Ja. Ich bin ein Mensch, der immer irgendwo noch versucht, nicht in sich zu zersplittern. Über die Welt der Verletzungen von Ordnungen kann ich immer noch den Versuch einer Ordnung sehen.

Aus dem 68er ist der Post68er geworden, der Mut zuspricht?

Nein. Der 68er, der kritisiert hat, war - um's ehrlich zu sagen - eine Attitüde. Es war eine Jugendbewegung. Es war ein Gefühl, daß wir wichtig wurden. Das Nachdenken über Politik kam bei mir später.

Wären Sie nie den Weg der Destruktion gegangen, wie die RAF?

Ich sah nicht den Weg der Destruktion, der sinnoll wäre. Ich sah Moden der Destruktion.

Die RAF als eine Mode?

Nein.
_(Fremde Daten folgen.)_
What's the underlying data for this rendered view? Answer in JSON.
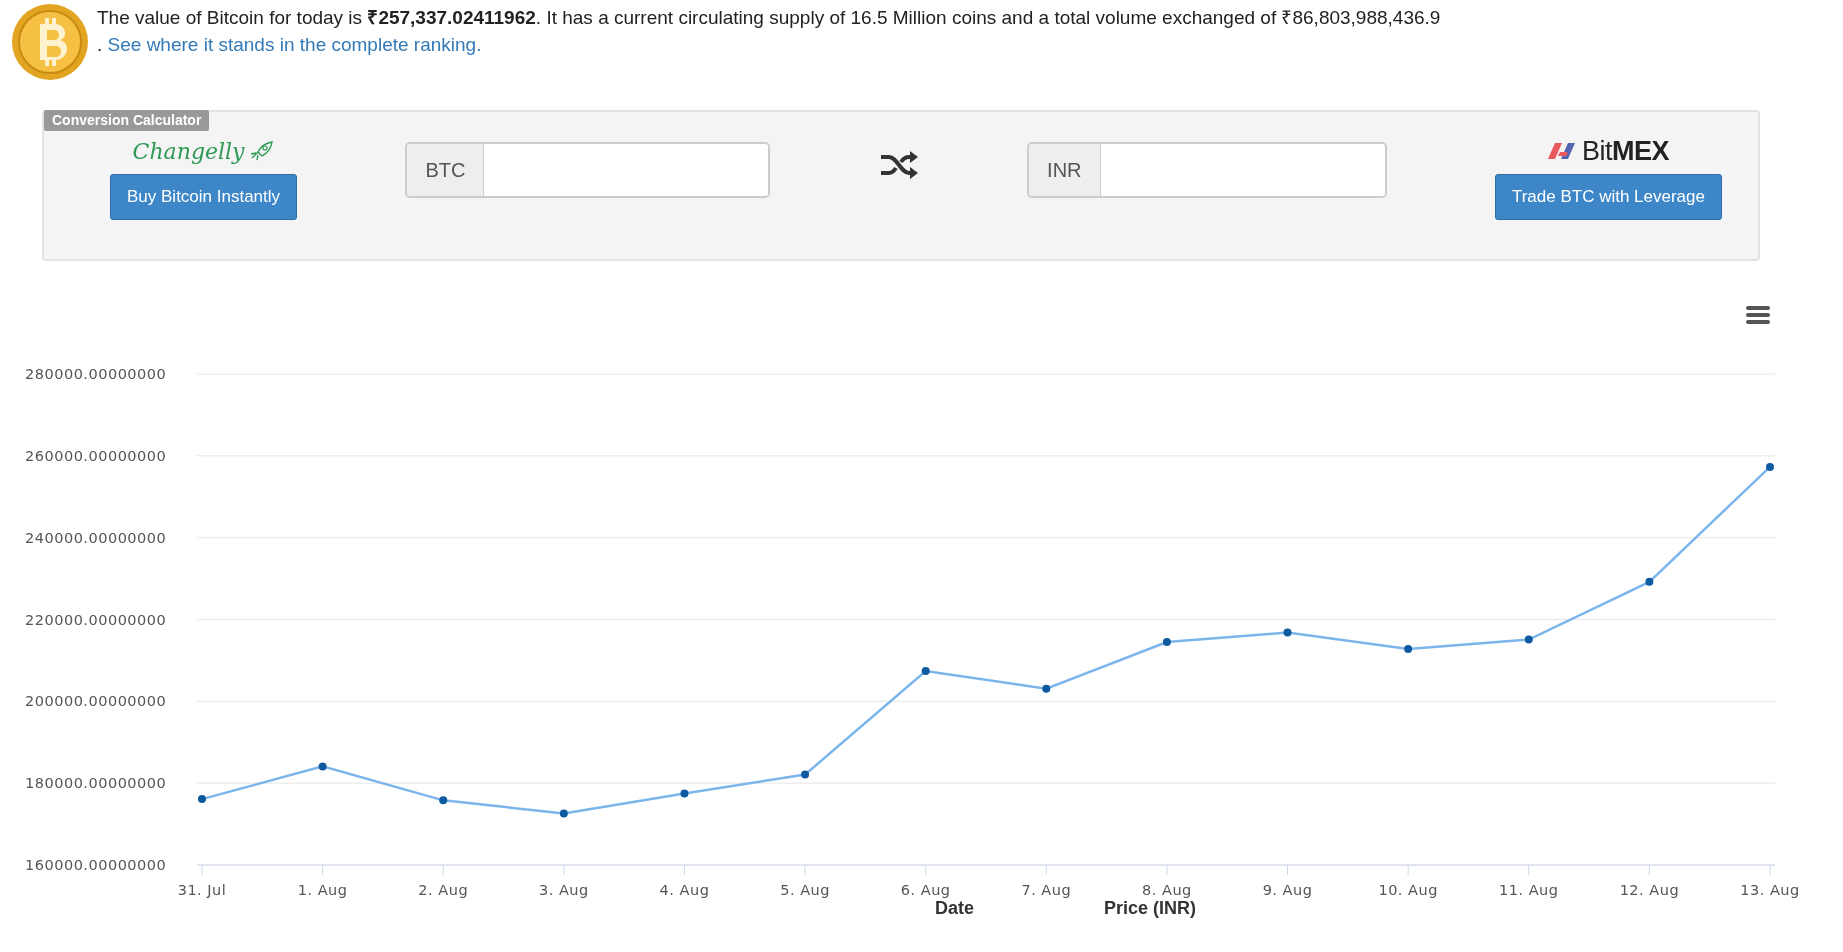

Ich habe sie auch nie als Destruktion verstanden. Die RAF ist in eine Entwicklung gedrängt worden, um sie zu isolieren.

Wie entgingen Sie der Isolation?

Ich habe kein so aggressives Potential in mir, die Dinge, die ich möchte, durchzusetzen, auch wenn andere dabei kaputtgehen. Irgendwas hindert mich.

Ist das ein Konflik für Sie?

Ja, schon. Vielleicht wäre ich dann nicht beim Theater, weil hier nie echt gestorben wird. Wir lügen ja immer alle. Die Wirklichkeit, die wir vorspielen, ist immer eine schöne Lüge der Kunst.

Sie lügen und hoffen, damit etwas zu bewegen?

Ja, weil ich gerne Phantasie erwecken möchte, die nicht unbedingt meine ist.

Das ist liberal, aber vielleicht auch beliebig.

Das ist die Gefahr. Manchmal klappt's, manchmal nicht. Ich arbeite oft mit Irritationen, auch wenn man das nicht merkt: Die Position von Siegfried zum Beispiel, mit einer Hand in der Tasche beim Treueschwur. Die ist mir adäquater: in eine Position gezwungen zu werden, aber nicht damit umgehen zu können.